Impact
The vulnerability arises from the Elixir standard library’s Version module, which converts unrestricted numeric components of a version string into arbitrary‑precision integers without validating length. A single component consisting of a large sequence of digits triggers a non‑yielding conversion that consumes CPU time and, if the component is even larger, raises an uncaught SystemLimitError that crashes the calling process. This results in a denial of service that can be observed as prolonged CPU usage or an application crash. The weakness is classified as CWE‑400, uncontrolled resource consumption.
Affected Systems
Elixir, released by elixir‑lang, versions from 1.5.0 up to, but excluding, 1.20.1 are affected.
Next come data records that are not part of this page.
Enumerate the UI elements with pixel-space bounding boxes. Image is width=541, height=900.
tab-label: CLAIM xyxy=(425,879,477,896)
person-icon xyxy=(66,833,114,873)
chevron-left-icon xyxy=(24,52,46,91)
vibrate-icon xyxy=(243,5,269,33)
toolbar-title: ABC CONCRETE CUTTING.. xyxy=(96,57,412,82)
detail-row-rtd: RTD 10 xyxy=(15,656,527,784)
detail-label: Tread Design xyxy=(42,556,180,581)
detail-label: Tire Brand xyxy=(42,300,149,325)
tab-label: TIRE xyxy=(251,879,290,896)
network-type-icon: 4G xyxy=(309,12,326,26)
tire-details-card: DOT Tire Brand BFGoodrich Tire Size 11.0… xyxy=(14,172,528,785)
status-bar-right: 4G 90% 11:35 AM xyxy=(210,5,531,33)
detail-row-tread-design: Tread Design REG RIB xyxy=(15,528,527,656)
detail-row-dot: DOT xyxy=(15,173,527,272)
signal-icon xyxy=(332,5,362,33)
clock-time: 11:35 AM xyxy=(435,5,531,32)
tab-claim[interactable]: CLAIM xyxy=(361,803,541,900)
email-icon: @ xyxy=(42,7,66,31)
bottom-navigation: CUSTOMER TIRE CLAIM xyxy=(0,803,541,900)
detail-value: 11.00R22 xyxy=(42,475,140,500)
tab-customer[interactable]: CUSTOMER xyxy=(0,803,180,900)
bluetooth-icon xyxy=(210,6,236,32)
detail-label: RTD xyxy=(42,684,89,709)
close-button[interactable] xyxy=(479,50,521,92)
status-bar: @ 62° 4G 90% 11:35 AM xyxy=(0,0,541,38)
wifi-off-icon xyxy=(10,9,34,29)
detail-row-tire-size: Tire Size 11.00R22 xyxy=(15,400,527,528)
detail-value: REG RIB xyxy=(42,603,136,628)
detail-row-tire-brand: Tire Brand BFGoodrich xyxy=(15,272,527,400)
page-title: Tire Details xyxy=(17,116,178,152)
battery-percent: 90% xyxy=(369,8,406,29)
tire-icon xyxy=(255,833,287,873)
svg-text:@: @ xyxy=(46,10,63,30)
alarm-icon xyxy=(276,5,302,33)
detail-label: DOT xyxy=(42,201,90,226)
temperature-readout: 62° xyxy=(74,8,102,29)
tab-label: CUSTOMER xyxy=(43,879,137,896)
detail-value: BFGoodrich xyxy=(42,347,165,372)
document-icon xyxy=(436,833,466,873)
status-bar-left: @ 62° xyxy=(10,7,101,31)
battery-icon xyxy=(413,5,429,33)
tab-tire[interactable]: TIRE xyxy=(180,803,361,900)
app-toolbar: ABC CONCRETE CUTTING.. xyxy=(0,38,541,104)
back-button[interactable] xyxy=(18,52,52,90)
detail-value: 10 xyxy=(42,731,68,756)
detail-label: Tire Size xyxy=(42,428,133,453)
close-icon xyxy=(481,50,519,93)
Any installation of these releases that parses untrusted version strings—such as user‑supplied HTTP parameters, package metadata, or dependency manifest fields—faces the risk.
Risk and Exploitability
The CVSS score of 5.1 indicates a moderate impact. No EPSS value is published and the vulnerability is not listed in the CISA KEV catalog, suggesting limited current exploitation data. The attack vector is inferred to be remote and unauthenticated, as the vulnerable parsing functions are publicly documented entry points and can be invoked by any requester that supplies a malicious version string. Successful exploitation would exhaust CPU and memory resources, potentially halting an application or the BEAM scheduler.